What is up with kids today?
I recently attended back-to-back conferences on learning and the brain, the first on “Attention and Engagement in Learning” in Baltimore (see my story for more), the second the three-day Learning & the Brain conference in Washington, DC, also focused on the topic of attention and motivation in education (look for the story, by writer Aalok Mehta, later this week).
At each conference, I heard from both the speakers and from teachers about an apparent tsunami of stress among students.
"In the last 10 years of my 40 years of practice, I have been so bowled over by the amount of anxiety I'm seeing in children," said Martha Bridge Denckla, a clinician and researcher at the Kennedy Krieger Institute and a member of the Dana Alliance for Brain Initiatives, during the Baltimore conference. "We're bathing our schoolchildren in an anxious environment," she said. She argued for stopping the push to teach everyone algebra in eighth grade, and suggested we not teach handwriting until a child actually has the motor skills to do handwriting. She suggested that inattention (the topic of the conference) might be secondary or a response to this "anomalous emotional environment."
Her remarks and those of others at the Learning & the Brain drew a lot of response from attendees. The teacher in my break-out group during the Baltimore session said kids, without prompting, tell her how they worry all year long about the mandatory end-of-year state exams.

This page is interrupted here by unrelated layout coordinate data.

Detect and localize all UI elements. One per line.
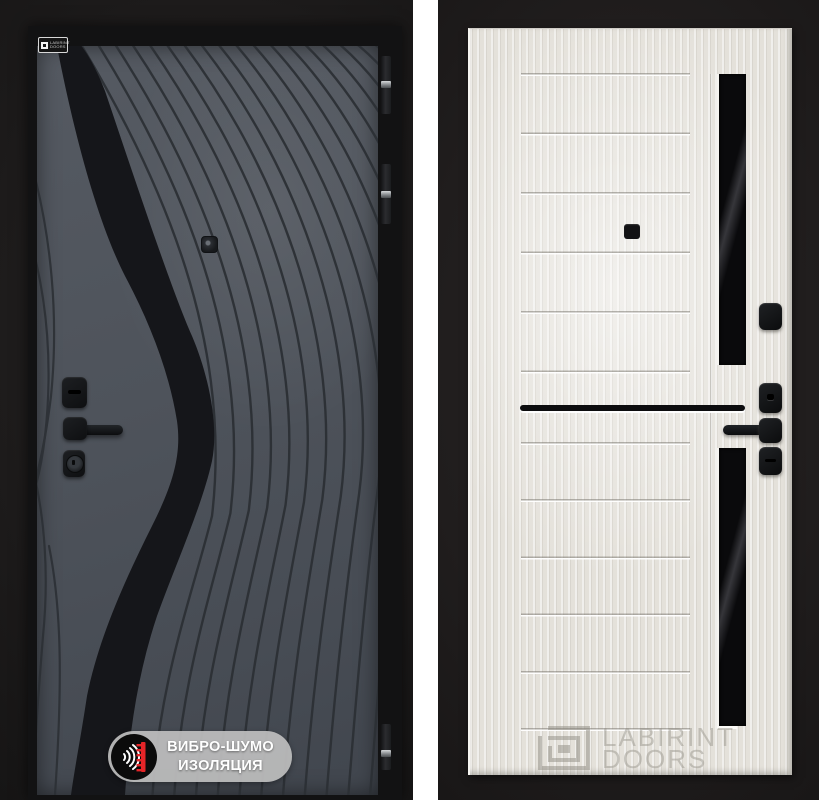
door-handle-base-interior[interactable]	[759, 418, 782, 443]
hinge-bottom	[381, 724, 391, 770]
keyhole	[767, 394, 774, 400]
watermark-text: LABIRINT DOORS	[602, 726, 735, 770]
brand-watermark: LABIRINT DOORS	[538, 726, 735, 772]
door-interior-image: LABIRINT DOORS	[438, 0, 819, 800]
cylinder-face	[66, 455, 84, 473]
keyhole-slot	[68, 390, 81, 394]
wave-pattern-graphic	[37, 46, 378, 795]
labyrinth-logo-icon	[538, 726, 592, 772]
badge-label: ВИБРО-ШУМО ИЗОЛЯЦИЯ	[157, 738, 292, 776]
lock-cylinder	[63, 450, 85, 477]
door-panel-interior: LABIRINT DOORS	[468, 28, 792, 775]
door-handle-base[interactable]	[63, 417, 87, 440]
hinge-top	[381, 56, 391, 114]
door-leaf: ВИБРО-ШУМО ИЗОЛЯЦИЯ LABIRINT DOORS	[28, 26, 402, 800]
panel-vertical-edge	[710, 74, 712, 730]
hinge-ring	[381, 81, 391, 88]
horizontal-grooves-upper	[521, 73, 690, 374]
horizontal-grooves-lower	[521, 442, 690, 734]
brand-label: LABIRINT DOORS	[38, 37, 68, 53]
door-panel-pattern: ВИБРО-ШУМО ИЗОЛЯЦИЯ	[37, 46, 378, 795]
watermark-line-2: DOORS	[602, 744, 707, 774]
hinge-ring	[381, 750, 391, 757]
keyhole	[72, 460, 75, 465]
door-exterior-image: ВИБРО-ШУМО ИЗОЛЯЦИЯ LABIRINT DOORS	[0, 0, 413, 800]
peephole	[201, 236, 218, 253]
lock-escutcheon	[62, 377, 87, 408]
night-latch	[759, 447, 782, 475]
lock-escutcheon-interior	[759, 383, 782, 413]
black-accent-stripe	[520, 405, 745, 411]
peephole-interior	[624, 224, 640, 239]
sound-wave-icon	[111, 734, 157, 780]
glass-insert-upper	[717, 74, 746, 365]
hinge-ring	[381, 191, 391, 198]
lock-turn-knob	[759, 303, 782, 330]
latch-slot	[765, 459, 776, 462]
glass-insert-lower	[717, 448, 746, 726]
noise-insulation-badge: ВИБРО-ШУМО ИЗОЛЯЦИЯ	[108, 731, 292, 782]
badge-line-1: ВИБРО-ШУМО	[167, 739, 274, 755]
hinge-middle	[381, 164, 391, 224]
labyrinth-logo-icon	[41, 42, 48, 49]
brand-label-line-2: DOORS	[50, 45, 70, 49]
product-image-pair: ВИБРО-ШУМО ИЗОЛЯЦИЯ LABIRINT DOORS	[0, 0, 819, 800]
badge-line-2: ИЗОЛЯЦИЯ	[178, 758, 263, 774]
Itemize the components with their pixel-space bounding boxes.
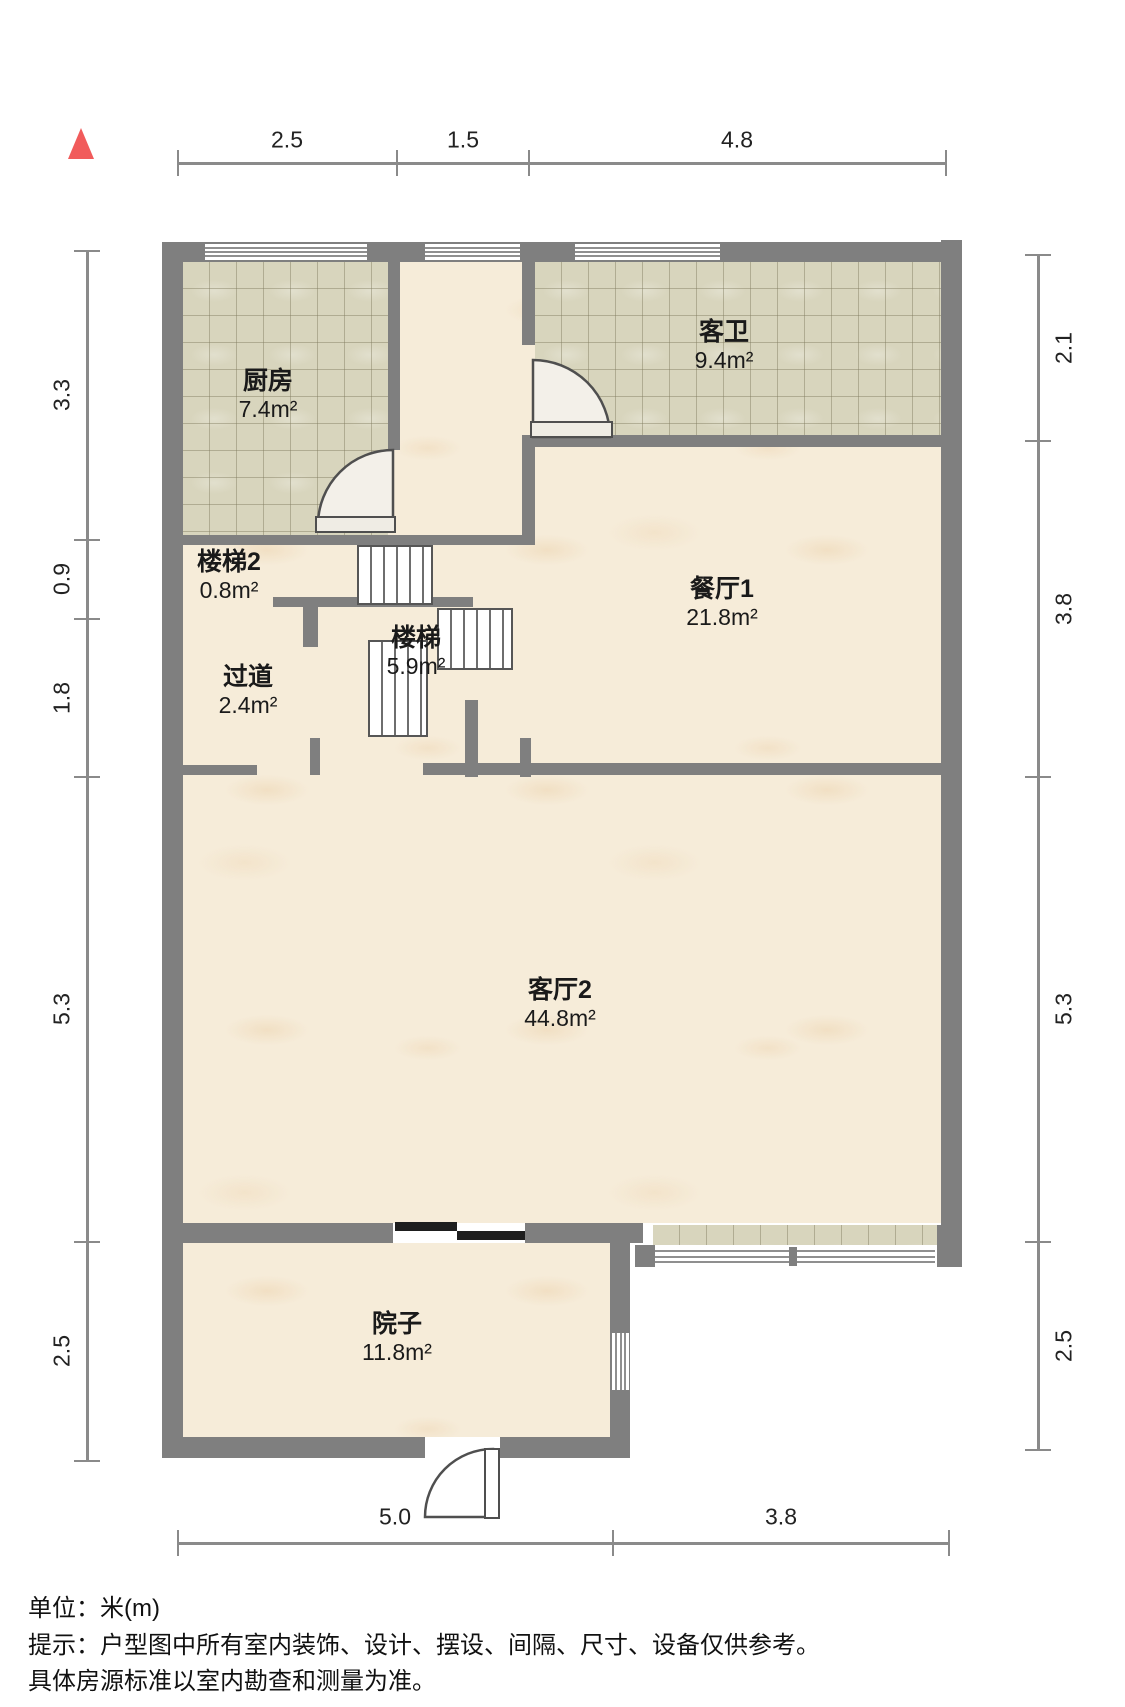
wall-corridor-right-lower xyxy=(522,447,535,545)
wall-window-cap-right xyxy=(937,1225,958,1267)
dim-tick xyxy=(74,1241,100,1243)
dim-right-3: 5.3 xyxy=(1051,993,1078,1025)
dim-top-3: 4.8 xyxy=(721,127,753,154)
stairs-upper-treads xyxy=(357,545,433,605)
window-living-bottom-mullion xyxy=(789,1247,797,1266)
room-label-hallway: 过道2.4m² xyxy=(219,663,278,719)
wall-window-cap-left xyxy=(635,1245,655,1267)
window-kitchen-top xyxy=(205,244,367,260)
footer-notice-line: 提示：户型图中所有室内装饰、设计、摆设、间隔、尺寸、设备仅供参考。 xyxy=(28,1625,820,1660)
footer-unit-line: 单位：米(m) xyxy=(28,1588,160,1623)
dim-tick xyxy=(612,1530,614,1556)
sliding-door-panel-right xyxy=(457,1231,525,1240)
dim-bottom-1: 5.0 xyxy=(379,1504,411,1531)
dim-tick xyxy=(948,1530,950,1556)
wall-stub-stair-b xyxy=(520,738,531,777)
room-label-stair-2: 楼梯20.8m² xyxy=(197,548,261,604)
stairs-right-treads xyxy=(437,608,513,670)
dim-tick xyxy=(528,150,530,176)
dim-tick xyxy=(177,1530,179,1556)
floor-plan: 厨房7.4m² 客卫9.4m² 楼梯20.8m² 餐厅121.8m² 楼梯5.9… xyxy=(0,0,1125,1707)
dim-line-top xyxy=(178,162,946,165)
entrance-door-leaf xyxy=(485,1449,499,1518)
dim-tick xyxy=(1025,440,1051,442)
wall-left xyxy=(162,242,183,1458)
dim-top-2: 1.5 xyxy=(447,127,479,154)
room-label-guest-bath: 客卫9.4m² xyxy=(695,318,754,374)
wall-hallway-bottom xyxy=(183,765,257,775)
dim-left-3: 1.8 xyxy=(49,682,76,714)
footer-disclaimer-line: 具体房源标准以室内勘查和测量为准。 xyxy=(28,1661,436,1696)
dim-tick xyxy=(74,250,100,252)
dim-tick xyxy=(74,539,100,541)
dim-right-1: 2.1 xyxy=(1051,332,1078,364)
window-yard-right xyxy=(612,1333,629,1390)
room-label-living-2: 客厅244.8m² xyxy=(524,976,596,1032)
dim-bottom-2: 3.8 xyxy=(765,1504,797,1531)
dim-tick xyxy=(74,618,100,620)
dim-tick xyxy=(177,150,179,176)
dim-top-1: 2.5 xyxy=(271,127,303,154)
north-compass-icon xyxy=(68,128,94,159)
dim-line-bottom xyxy=(178,1542,949,1545)
room-label-kitchen: 厨房7.4m² xyxy=(239,367,298,423)
floor-sill-tile xyxy=(653,1225,937,1245)
dim-tick xyxy=(396,150,398,176)
wall-corridor-right-upper xyxy=(522,262,535,345)
dim-tick xyxy=(74,776,100,778)
dim-tick xyxy=(945,150,947,176)
dim-line-left xyxy=(86,251,89,1461)
window-corridor-top xyxy=(425,244,520,260)
sliding-door-panel-left xyxy=(395,1222,457,1231)
wall-stub-hall-b xyxy=(310,738,320,775)
dim-tick xyxy=(1025,254,1051,256)
wall-stub-hall-a xyxy=(303,607,318,647)
dim-line-right xyxy=(1037,255,1040,1450)
dim-tick xyxy=(1025,1449,1051,1451)
wall-dining-living-divider xyxy=(423,763,943,775)
dim-tick xyxy=(74,1460,100,1462)
dim-right-4: 2.5 xyxy=(1051,1330,1078,1362)
dim-tick xyxy=(1025,776,1051,778)
dim-left-5: 2.5 xyxy=(49,1335,76,1367)
dim-left-2: 0.9 xyxy=(49,563,76,595)
wall-stub-stair-a xyxy=(465,700,478,777)
entrance-door-gap xyxy=(425,1437,500,1458)
entrance-door-arc xyxy=(425,1449,493,1517)
room-label-yard: 院子11.8m² xyxy=(362,1310,432,1366)
room-label-stair: 楼梯5.9m² xyxy=(387,624,446,680)
wall-right xyxy=(941,240,962,1267)
dim-right-2: 3.8 xyxy=(1051,593,1078,625)
wall-yard-bottom xyxy=(162,1437,630,1458)
wall-kitchen-bottom xyxy=(162,535,535,545)
window-bath-top xyxy=(575,244,720,260)
room-label-dining-1: 餐厅121.8m² xyxy=(686,575,758,631)
dim-tick xyxy=(1025,1241,1051,1243)
wall-bath-bottom xyxy=(522,435,943,447)
wall-kitchen-right xyxy=(388,262,400,450)
dim-left-4: 5.3 xyxy=(49,993,76,1025)
dim-left-1: 3.3 xyxy=(49,379,76,411)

“Anxiety is a tremendous stimulator of ADHD,” Denckla continued during her lecture at the conference in DC. Children may show symptoms of the disorder, such as failing to sit still or focus on a task, when their true trouble is that their minds are diverted by excess worry, often caused by adults asking them to perform activities they are not cognitively ready for, she suggested. “We’re making pseudo-diagnoses of everyone because we’re asking too much of them at an early age.”
The next day, William Stixrud, a clinical neuropsychologist who also sees children in his practice, seconded Denckla’s observations. “Kids seem to be increasingly less ready than years ago, and yet we’re asking them to do so much more. From the developmental point of view, this is absurd.”
“Virtually everything is easier to learn at a later age” during childhood, he said. For example, for most children, learning to read at seven years old is easier and makes better readers than learning at five. “You pay a price if you rush,” including the chance that a child’s frustrations at not meeting expectations lead to acting out.
“The level of stress in kids, Stixrud said, “is a similar crisis to global warming.” He recommends movement and meditation to offset daily anxiety and chronic sleep loss (he said children today sleep an hour less each night than children in the 1970s did). “If we take care of the nervous system, if we take care of development, we get better results.”
Along with Stixrud and Denckla, other speakers, including Judy Willis, a neurologist turned middle-school teacher, reinforced the idea that children need to feel safe before they can be completely ready to learn. “Safety first, then stimulate their curiosity,” she advised during a teacher-skills lecture.
I don’t remember feeling stressed-out very often during my early grades, at least about school, and I am the sort who does worry about things. I took standardized tests in third, seventh, and eighth grades, and didn’t fret about them for a moment; I don’t remember my teachers worrying about them.
The idea that young children today do fret about such things, and that we may be pushing them beyond what their bodies can perform worries me. Nobody wants a generation of stressed-out adults with cramped-hand handwriting and trouble paying attention. And if, as Stixrud suggests, we don’t get good results from all this pushing, shouldn’t we stop?